In one or more examples, the functions described may be implemented in hardware, software, firmware, or any combination thereof. If implemented in software, the functions may be stored on a computer-readable medium in the form of one or more instructions or code and may be executed by a hardware-based processing unit. The computer readable medium may include a computer readable storage medium, which corresponds to a tangible medium, such as a data storage medium (e.g., RAM, ROM, EEPROM, flash memory, or any other medium that can be used to store desired program code in the form of instructions or data structures and that can be accessed by a computer).

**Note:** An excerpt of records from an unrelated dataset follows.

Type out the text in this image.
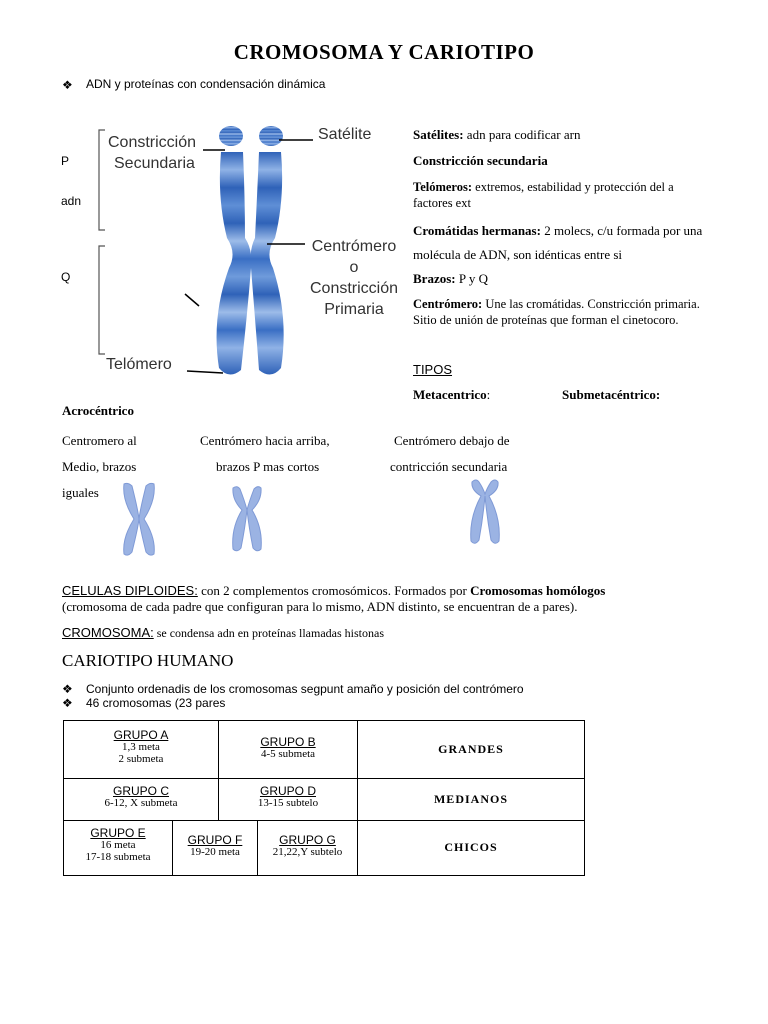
CROMOSOMA Y CARIOTIPO
❖ ADN y proteínas con condensación dinámica
P
adn
Q
Constricción
Secundaria
Satélite
Centrómero
o
Constricción
Primaria
Telómero
Satélites: adn para codificar arn
Constricción secundaria
Telómeros: extremos, estabilidad y protección del a factores ext
Cromátidas hermanas: 2 molecs, c/u formada por una molécula de ADN, son idénticas entre si
Brazos: P y Q
Centrómero: Une las cromátidas. Constricción primaria. Sitio de unión de proteínas que forman el cinetocoro.
TIPOS
Metacentrico:	Submetacéntrico:
Acrocéntrico
Centromero al
Medio, brazos
iguales
Centrómero hacia arriba,
brazos P mas cortos
Centrómero debajo de
contricción secundaria
CELULAS DIPLOIDES: con 2 complementos cromosómicos. Formados por Cromosomas homólogos
(cromosoma de cada padre que configuran para lo mismo, ADN distinto, se encuentran de a pares).
CROMOSOMA: se condensa adn en proteínas llamadas histonas
CARIOTIPO HUMANO
❖ Conjunto ordenadis de los cromosomas segpunt amaño y posición del contrómero
❖ 46 cromosomas (23 pares
GRUPO A
1,3 meta
2 submeta
GRUPO B
4-5 submeta	GRANDES
GRUPO C
6-12, X submeta
GRUPO D
13-15 subtelo	MEDIANOS
GRUPO E
16 meta
17-18 submeta
GRUPO F
19-20 meta
GRUPO G
21,22,Y subtelo	CHICOS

The instructions may be executed by one or more processors, such as one or more Digital Signal Processors (DSPs), general purpose microprocessors, Application Specific Integrated Circuits (ASICs), field programmable logic arrays (FPGAs), or other equivalent integrated or discrete logic circuitry. Thus, as used herein, the term "processor" may refer to any of the foregoing structure or any other structure suitable for implementation of the techniques described herein. Furthermore, the techniques may be fully implemented in one or more circuits or logic elements.

Accordingly, an implantable medical device system has been presented in the foregoing description with reference to specific examples. It should be understood that the various aspects disclosed herein may be combined in different combinations than the specific combinations presented in the figures. It should be appreciated that various modifications to the reference examples may be made without departing from the scope of the disclosure and the appended claims.